Which key issues will dominate G20 Delhi Summit agenda?

The upcoming summit of the Group of 20, or G-20, will bring together the leaders of the world’s richest and most influential nations in India’s capital New Delhi, marking a first for the South Asian country.

The two-day summit kicks off on Sept. 9 with a raft of pressing global issues at hand – and uncertainty over whether the bloc can put up a united front.

At its core, the G-20 is an intergovernmental forum primarily concerned with economic issues, comprised of the world’s 20 largest economies – 19 countries and the EU.

The member states are Argentina, Australia, Brazil, Canada, China, France, Germany, India, Indonesia, Italy, Japan, South Korea, Mexico, Russia, Saudi Arabia, South Africa, Turkey, the UK and US.

The G-20 accounts for roughly 60% of the world’s land area and two-thirds of the global population.

On the economic front, it has an overwhelming share of 80% in the global gross domestic product and 75% in international trade.

The group was founded after the Asian financial crisis of 1999, and up until 2008, its only annual meeting would bring together the treasury chiefs of the member states.

That changed with another financial crisis – the one in 2008 – and now there is a leaders’ summit every year, bringing together the heads of government or state, finance ministers, finance ministers and other high-ranking officials.

The EU, meanwhile, is represented by top officials of the European Commission, European Council and European Central Bank.

A house divided

The G-20 has a deeply divided outlook this year, particularly because of the Russia-Ukraine war.

Western countries aligned with Ukraine have said condemnation of Russia, a G-20 member, would be a prerequisite for a joint statement.

Russia calls its military activity in Ukrainian territory a “special military operation,” while Western nations view it as an “unprovoked Russian invasion.”

Then there are others, like this time’s host India, who have taken a neutral stance on the matter, making the situation all the more complex.

When the G-20 finance and central bank chiefs met this February, there was no joint statement and the same remains a high possibility for the leaders’ summit.

Climate change goals could be another potential deadlock as they remain an issue that divides developed and developing nations.

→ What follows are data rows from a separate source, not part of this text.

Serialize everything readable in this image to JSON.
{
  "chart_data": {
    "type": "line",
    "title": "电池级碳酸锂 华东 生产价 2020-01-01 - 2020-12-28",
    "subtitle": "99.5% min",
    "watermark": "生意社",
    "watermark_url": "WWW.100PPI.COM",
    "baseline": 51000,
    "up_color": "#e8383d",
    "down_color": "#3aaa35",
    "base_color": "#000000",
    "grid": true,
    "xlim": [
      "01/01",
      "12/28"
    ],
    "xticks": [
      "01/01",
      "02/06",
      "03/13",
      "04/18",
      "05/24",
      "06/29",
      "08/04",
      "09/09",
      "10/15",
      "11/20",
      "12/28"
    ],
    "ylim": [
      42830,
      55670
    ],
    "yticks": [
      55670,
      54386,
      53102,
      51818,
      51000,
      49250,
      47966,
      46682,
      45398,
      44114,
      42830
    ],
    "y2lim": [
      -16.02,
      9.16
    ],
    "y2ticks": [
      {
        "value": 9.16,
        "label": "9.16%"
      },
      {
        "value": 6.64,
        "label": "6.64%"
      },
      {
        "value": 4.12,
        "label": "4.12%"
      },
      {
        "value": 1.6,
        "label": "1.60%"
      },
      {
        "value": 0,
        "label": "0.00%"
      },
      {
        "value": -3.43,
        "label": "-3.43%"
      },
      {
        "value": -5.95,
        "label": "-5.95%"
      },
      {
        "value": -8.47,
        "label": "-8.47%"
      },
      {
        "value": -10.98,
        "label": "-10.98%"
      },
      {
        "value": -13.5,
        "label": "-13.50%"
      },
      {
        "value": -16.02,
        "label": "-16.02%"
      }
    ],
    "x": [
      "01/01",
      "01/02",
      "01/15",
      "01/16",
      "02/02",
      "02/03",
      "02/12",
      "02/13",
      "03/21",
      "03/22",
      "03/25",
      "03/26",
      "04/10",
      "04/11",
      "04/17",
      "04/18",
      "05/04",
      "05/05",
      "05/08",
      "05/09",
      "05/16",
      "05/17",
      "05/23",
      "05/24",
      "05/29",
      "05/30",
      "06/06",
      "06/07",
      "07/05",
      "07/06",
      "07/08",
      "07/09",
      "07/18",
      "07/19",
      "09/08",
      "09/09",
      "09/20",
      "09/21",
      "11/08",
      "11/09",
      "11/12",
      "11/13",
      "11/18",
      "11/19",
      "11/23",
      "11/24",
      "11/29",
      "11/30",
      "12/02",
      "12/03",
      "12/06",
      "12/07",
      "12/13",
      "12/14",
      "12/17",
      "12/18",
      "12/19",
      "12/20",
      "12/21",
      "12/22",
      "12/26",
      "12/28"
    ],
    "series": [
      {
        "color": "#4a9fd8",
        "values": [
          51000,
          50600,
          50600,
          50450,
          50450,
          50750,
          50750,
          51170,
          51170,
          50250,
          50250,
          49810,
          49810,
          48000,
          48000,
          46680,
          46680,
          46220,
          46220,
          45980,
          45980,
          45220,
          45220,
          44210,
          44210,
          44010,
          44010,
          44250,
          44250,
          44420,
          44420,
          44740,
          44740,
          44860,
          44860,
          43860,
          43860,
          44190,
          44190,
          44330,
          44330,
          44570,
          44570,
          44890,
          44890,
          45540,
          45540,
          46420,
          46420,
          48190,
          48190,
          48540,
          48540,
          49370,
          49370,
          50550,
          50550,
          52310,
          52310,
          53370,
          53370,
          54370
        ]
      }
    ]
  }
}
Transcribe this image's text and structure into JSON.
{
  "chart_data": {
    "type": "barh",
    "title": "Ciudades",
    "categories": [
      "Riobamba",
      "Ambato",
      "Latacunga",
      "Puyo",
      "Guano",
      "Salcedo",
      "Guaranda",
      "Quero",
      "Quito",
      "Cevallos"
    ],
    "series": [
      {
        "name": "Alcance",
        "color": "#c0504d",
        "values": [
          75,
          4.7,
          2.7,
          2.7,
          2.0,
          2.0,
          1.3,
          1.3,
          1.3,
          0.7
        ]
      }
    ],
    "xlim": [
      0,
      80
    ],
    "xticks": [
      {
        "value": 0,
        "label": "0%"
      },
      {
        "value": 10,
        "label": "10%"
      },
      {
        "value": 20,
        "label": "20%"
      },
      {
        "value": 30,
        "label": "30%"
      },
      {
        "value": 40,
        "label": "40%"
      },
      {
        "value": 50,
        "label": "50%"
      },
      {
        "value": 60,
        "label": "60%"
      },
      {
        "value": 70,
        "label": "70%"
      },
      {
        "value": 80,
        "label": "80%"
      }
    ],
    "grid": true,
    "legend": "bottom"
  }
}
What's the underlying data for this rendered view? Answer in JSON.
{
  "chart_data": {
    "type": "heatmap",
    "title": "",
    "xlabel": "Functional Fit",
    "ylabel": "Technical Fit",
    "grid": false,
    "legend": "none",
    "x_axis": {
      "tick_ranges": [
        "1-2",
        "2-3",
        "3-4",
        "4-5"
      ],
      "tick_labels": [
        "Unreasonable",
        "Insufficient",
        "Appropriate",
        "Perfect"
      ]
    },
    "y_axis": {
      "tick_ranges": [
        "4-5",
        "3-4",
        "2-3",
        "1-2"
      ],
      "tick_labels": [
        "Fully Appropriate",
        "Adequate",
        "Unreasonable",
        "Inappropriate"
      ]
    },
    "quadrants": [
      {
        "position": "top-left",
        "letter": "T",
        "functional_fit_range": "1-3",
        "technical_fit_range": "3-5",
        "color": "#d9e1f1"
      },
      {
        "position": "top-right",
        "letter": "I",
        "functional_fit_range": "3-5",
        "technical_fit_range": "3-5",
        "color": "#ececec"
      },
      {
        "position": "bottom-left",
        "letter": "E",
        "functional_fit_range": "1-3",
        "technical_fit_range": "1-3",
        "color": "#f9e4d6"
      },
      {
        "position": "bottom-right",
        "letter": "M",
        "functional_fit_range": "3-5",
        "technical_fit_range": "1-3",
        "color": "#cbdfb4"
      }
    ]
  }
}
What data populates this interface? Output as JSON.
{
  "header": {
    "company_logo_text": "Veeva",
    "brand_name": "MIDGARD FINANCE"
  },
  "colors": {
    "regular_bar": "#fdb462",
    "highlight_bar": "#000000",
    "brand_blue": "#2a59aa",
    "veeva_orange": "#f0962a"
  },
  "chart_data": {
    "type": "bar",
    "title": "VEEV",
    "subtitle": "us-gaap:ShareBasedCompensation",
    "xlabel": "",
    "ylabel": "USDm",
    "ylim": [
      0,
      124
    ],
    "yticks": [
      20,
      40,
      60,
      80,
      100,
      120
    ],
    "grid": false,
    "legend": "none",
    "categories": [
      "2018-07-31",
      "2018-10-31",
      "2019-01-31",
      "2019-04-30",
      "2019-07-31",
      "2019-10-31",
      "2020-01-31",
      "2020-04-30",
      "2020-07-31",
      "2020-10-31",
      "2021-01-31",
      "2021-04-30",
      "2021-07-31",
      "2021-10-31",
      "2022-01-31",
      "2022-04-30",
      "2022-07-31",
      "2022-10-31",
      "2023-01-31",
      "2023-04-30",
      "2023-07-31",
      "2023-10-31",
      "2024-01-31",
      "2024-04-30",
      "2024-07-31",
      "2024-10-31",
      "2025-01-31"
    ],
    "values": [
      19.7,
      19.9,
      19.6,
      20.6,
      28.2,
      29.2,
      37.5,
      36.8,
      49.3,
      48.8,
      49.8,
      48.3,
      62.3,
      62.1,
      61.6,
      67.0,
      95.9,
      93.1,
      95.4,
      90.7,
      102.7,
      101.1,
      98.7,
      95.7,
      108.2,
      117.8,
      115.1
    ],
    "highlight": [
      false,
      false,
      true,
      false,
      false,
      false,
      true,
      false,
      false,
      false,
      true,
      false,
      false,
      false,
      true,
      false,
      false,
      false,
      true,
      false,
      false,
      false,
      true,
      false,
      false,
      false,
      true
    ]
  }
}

The Ukraine war and other geopolitical rifts have also affected the attendance list for the New Delhi summit, with the two most prominent absentees being Russian President Vladimir Putin and his Chinese counterpart Xi Jinping.

Among those who have confirmed their participation are Turkish President Recep Tayyip Erdogan, US President Joe Biden, Canadian Prime Minister Justin Trudeau, British Prime Minister Rishi Sunak and Australian Prime Minister Anthony Albanese.


Under India’s presidency, the G-20 has focused on food and energy security, changing the international debt system, loans for developing nations from multilateral institutions and other issues like regulating cryptocurrencies.

“The theme of India’s G-20 Presidency – ‘Vasudhaiva Kutumbakam’ or ‘One Earth – One Family – One Future’ – is drawn from the ancient Sanskrit text of the Maha Upanishad,” reads the official G-20 website.

“Essentially, the theme affirms the value of all life – human, animal, plant, and microorganisms – and their interconnectedness on the planet Earth and in the wider universe.”

With the summit just days away, security measures have been ramped up in New Delhi, including the deployment of tens of thousands of security personnel.

Fighter jets, radars, anti-drone systems and surface-to-air missiles are also included in elaborate efforts to secure the skies of the capital and neighboring areas.